倒排索引求交算法相关资料调研
文章目录
1. IR-book 经典教材中的思路
Faster postings list intersection via skip pointers 通过跳指针,实现更快的 posting list 求交 https://nlp.stanford.edu/IR-book/html/htmledition/faster-postings-list-intersection-via-skip-pointers-1.html
首先有个最 trival 的算法,两个 posting list,各一个指针,谁不匹配,就把谁右移一个,
跳表方法,思路类似 skip list,是要在建索引的时候,额外构建 skip list,这样就不是右移一个,而是按照跳表来右移。

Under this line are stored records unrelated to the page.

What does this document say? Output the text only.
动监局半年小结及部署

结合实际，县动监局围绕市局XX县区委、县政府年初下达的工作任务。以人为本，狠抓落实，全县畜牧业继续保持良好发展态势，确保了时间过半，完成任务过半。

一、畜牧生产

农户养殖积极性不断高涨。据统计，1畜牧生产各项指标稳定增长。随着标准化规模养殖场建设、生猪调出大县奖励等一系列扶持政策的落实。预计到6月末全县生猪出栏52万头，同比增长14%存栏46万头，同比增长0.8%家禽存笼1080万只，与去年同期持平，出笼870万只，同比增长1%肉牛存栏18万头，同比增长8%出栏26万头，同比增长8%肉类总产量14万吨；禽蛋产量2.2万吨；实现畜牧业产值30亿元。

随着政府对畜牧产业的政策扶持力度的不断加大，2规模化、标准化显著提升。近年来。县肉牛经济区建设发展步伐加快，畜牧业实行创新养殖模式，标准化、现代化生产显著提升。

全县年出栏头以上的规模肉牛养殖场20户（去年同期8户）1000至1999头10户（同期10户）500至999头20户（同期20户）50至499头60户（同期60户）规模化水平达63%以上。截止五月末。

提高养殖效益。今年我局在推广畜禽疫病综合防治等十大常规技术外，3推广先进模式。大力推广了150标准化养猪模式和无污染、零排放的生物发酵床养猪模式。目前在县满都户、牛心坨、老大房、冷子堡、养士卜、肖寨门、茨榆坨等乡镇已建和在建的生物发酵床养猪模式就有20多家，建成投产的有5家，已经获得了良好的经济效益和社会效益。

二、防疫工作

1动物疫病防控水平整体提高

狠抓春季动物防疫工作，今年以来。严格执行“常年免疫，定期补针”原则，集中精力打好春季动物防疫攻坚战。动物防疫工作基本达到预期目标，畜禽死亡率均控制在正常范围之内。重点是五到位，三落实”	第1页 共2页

2. lemire 教授的 SIMDCompressionAndIntersection 库中有多种算法
https://github.com/lemire/SIMDCompressionAndIntersection/blob/master/src/intersection.cpp
可以看到实现了这些求交算法,并且还有个 benchmark 程序 benchintersection 可以做对比
- “simd”
- “galloping”
- “scalar”
- “v1”
- “v3”
- “simdgalloping”
- “simd_avx2”
- “v1_avx2”
- “v3_avx2”
- “simdgalloping_avx2”
- “highlyscalable_intersect_SIMD”
- “lemire_highlyscalable_intersect_SIMD”
其中根据输入数据的规模,会选用不同的算法,并且还有 avx2 指令集的优化算法。
其中提到的 sse 优化的 fast-intersection-sorted-lists-sse https://highlyscalable.wordpress.com/2012/06/05/fast-intersection-sorted-lists-sse/
3. “The magic of Algorithms! " 中的算法
Chap. 6, Algorithm 6.1 Intersection based on Mutual Partitioning
http://didawiki.di.unipi.it/doku.php/magistraleinformaticanetworking/ae/ae2019/start#books_notes_etc
pdf 是 https://www.dropbox.com/s/dqttqigvuf4ydkd/main.pdf?dl=0
思路很简单,就是嵌套的 binary search,实测效果不错,而且实现简单,可以直接递归实现。
我实测效果还不错,提了个 issue https://github.com/lemire/SIMDCompressionAndIntersection/pull/29
4. List Intersection for Web Search: Algorithms, Cost Models, and Optimizations
http://www.vldb.org/pvldb/vol12/p1-kim.pdf 微软的文章,搞了个 cost model, 来评估各种 list 求交集算法的性能,但是不开源。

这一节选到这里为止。